Rob Manfred offers spring training schedule

MLB owner Rob Manfred, the owners’ top representative, spoke to the media Thursday and said the league was ready to put a competitive bid on the board for the union.

However, he failed to go into specifics other than officially agreeing to the universal designated hitter rule and eliminating draft pick netting.

All we know is that crucial economic issues will be discussed at Saturday’s meeting, which will likely include minimum wage, competitive payroll tax, bonus pool for young major leaguers, and more.

Fans are starting to worry as the start of spring training is in serious jeopardy: training camps were due to open in a few days and the first games are scheduled for February 26.

Will there be a deal in time so as not to delay the start of the season?

Manfred remains hopeful that it will.

MLB thinks spring training could start soon after reaching agreement

He said that once a new collective bargaining agreement (CBA) is reached, spring training could begin relatively quickly, in less than a week, to be precise.

A normal spring training lasts about a month and a half, maybe a little less.

In theory, it could still be a few days before the situation reaches critical stages, provided there can be a relatively quick agreement, of course.
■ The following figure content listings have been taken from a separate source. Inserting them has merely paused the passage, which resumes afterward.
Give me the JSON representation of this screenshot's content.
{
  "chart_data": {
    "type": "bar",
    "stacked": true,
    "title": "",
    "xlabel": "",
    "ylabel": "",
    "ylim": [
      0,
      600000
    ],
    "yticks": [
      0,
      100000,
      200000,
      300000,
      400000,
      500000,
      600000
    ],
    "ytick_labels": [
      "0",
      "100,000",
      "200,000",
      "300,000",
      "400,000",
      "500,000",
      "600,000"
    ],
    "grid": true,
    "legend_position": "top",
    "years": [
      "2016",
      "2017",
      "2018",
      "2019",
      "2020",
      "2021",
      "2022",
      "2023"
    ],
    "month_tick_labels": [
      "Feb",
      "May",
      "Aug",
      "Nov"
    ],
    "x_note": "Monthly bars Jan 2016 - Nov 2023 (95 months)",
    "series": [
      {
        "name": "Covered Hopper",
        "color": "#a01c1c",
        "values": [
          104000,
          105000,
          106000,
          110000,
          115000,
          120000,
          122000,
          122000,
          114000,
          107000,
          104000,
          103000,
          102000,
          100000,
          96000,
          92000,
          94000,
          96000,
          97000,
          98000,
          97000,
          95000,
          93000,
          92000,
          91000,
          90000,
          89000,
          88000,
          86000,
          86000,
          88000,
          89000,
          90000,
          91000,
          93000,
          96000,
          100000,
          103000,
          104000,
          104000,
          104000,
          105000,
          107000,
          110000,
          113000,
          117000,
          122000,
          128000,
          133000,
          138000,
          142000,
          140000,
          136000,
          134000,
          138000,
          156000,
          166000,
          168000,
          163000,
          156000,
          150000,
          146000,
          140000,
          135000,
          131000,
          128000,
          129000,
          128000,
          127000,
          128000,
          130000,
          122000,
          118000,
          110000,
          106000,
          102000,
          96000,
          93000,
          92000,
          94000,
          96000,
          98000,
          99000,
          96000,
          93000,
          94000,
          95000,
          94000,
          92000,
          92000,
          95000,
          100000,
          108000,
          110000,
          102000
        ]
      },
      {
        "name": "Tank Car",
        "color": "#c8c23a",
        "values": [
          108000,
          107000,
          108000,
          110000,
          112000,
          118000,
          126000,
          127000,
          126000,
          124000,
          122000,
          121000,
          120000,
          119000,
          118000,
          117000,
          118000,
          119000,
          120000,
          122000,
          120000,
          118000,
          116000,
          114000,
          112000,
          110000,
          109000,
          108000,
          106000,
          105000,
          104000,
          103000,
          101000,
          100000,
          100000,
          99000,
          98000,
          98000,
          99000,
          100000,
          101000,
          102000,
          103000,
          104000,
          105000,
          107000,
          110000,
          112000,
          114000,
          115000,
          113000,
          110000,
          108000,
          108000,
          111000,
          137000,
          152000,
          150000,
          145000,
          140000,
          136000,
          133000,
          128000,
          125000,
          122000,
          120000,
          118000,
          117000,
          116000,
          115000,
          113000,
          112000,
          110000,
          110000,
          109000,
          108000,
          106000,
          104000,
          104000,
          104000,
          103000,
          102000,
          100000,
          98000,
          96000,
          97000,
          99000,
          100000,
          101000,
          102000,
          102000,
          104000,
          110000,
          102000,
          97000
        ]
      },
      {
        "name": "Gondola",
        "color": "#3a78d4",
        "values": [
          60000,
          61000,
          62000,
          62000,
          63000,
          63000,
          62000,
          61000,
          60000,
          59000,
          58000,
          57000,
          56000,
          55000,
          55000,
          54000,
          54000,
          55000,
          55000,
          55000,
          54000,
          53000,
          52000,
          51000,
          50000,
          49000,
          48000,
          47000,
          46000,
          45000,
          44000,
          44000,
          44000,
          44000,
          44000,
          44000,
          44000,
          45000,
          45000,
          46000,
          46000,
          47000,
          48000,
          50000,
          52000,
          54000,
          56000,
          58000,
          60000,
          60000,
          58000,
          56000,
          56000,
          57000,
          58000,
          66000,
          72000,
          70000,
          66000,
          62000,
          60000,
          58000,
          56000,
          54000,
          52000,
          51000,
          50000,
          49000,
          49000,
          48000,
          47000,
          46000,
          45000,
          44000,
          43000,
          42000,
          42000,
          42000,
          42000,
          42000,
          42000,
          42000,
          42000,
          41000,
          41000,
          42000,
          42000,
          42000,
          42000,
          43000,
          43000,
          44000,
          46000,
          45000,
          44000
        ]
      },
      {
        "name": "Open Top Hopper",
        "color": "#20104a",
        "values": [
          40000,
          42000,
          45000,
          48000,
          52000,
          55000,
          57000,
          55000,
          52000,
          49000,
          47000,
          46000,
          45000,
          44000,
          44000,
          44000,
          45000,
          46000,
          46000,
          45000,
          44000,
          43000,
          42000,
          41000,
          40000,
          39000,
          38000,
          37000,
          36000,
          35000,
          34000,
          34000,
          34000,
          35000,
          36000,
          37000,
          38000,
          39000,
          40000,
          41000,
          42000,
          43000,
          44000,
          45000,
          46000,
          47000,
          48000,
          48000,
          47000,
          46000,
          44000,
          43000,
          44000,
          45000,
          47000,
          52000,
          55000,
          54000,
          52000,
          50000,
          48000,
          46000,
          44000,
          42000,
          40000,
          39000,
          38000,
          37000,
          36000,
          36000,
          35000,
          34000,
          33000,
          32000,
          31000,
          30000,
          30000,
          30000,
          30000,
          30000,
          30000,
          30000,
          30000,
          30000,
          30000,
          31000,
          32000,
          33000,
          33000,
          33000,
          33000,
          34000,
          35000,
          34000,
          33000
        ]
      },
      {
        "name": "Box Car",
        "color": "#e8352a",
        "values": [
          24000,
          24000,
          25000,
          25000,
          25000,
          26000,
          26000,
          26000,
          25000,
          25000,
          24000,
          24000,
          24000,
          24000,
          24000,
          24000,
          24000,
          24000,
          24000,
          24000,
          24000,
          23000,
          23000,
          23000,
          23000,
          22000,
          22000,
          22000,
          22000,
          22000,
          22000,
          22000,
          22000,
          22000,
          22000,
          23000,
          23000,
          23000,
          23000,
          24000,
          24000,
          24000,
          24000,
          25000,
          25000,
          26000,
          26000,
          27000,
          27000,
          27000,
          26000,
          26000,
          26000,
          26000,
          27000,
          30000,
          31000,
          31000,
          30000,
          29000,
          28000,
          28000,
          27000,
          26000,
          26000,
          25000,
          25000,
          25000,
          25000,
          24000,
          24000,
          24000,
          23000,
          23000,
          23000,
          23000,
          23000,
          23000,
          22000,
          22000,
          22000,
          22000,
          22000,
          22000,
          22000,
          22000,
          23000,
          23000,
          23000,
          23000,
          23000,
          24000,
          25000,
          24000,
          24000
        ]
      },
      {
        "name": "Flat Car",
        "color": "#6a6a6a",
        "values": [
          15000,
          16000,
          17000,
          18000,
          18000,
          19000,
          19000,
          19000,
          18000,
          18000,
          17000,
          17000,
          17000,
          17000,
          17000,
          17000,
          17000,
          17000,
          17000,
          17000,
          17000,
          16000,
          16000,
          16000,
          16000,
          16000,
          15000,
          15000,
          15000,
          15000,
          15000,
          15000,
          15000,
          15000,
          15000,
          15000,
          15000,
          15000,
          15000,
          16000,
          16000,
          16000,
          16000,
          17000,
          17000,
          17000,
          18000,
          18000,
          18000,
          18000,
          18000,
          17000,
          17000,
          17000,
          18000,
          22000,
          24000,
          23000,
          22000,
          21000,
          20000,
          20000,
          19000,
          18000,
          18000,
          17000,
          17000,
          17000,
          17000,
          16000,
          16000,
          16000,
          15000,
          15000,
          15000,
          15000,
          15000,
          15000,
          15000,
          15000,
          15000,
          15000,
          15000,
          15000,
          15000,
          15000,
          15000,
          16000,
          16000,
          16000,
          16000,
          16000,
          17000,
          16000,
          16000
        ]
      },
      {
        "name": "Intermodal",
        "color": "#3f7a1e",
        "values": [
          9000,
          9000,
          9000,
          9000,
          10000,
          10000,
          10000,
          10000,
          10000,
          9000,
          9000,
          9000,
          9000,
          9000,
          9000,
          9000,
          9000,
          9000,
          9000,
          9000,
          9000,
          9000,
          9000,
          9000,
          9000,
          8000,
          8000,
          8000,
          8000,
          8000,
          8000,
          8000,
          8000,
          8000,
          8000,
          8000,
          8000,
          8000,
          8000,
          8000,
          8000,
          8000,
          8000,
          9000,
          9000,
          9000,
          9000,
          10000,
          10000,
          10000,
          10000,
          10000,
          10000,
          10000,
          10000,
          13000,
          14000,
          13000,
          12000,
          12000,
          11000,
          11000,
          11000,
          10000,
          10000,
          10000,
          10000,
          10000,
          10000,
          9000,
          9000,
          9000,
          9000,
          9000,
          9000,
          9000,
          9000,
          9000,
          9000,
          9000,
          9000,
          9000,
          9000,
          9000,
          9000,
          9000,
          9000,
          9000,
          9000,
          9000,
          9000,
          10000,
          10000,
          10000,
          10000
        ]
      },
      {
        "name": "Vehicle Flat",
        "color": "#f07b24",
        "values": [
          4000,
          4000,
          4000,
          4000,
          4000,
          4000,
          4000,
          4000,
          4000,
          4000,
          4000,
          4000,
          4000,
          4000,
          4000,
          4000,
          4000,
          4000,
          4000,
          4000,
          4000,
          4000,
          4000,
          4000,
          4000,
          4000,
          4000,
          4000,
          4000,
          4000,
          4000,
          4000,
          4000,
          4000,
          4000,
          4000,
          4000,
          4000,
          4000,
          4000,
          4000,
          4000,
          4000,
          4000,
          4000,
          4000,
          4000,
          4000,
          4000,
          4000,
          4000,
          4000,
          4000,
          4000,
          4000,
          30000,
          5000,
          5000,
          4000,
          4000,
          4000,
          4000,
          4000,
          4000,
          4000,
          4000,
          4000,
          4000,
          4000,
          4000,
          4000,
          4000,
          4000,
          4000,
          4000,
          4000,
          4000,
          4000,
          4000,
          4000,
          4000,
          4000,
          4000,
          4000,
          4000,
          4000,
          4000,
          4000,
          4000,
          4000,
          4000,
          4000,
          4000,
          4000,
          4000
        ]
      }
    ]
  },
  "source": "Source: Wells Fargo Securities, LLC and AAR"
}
Manfred, judging by his tone and the sense of urgency he showed on Thursday, seems eager to finally reach an agreement, which is good, but paints a bad picture for the league.

That’s good because there is, at least among the fans, an optimistic environment ahead of Saturday, which is the day of the so-called “good” offer the owners will present to the players.

But one can’t help but think of the pain and suffering each party involved would have avoided had Manfred and the owners shown this urgency much sooner.

Why is he suddenly so willing to push the negotiations forward?

Was he expecting the players to move now? It’s impossible to know for sure, but the answer is probably yes.

When the real danger of delaying spring training and losing games hit the scene, the owners seem a little more eager to really negotiate.

That is, of course, whether the offer they present on Saturday is truly competitive: that will be up to the players to determine.

They have a handful of days to agree before jeopardizing the start of the season

Logic dictates that both parties have about a week to finalize a deal if they want to get things started on schedule.

Given the state of progress of the respective positions of the two parties, it seems to them too short to conclude an agreement.

They will both be trying to find solutions anyway, so the baseball world will be watching closely for what happens on Saturday.

If players feel offended by the offer, you can be sure spring training won’t start on time.

If they at least recognize that it’s closer to what they’re looking for, then there might be hope on the horizon.

In any case, the parties reaching an agreement on Saturday seems almost impossible.

But it will be a pivotal day in the 2021-22 CBA negotiations, pivotal to the future of the 2022 season no doubt.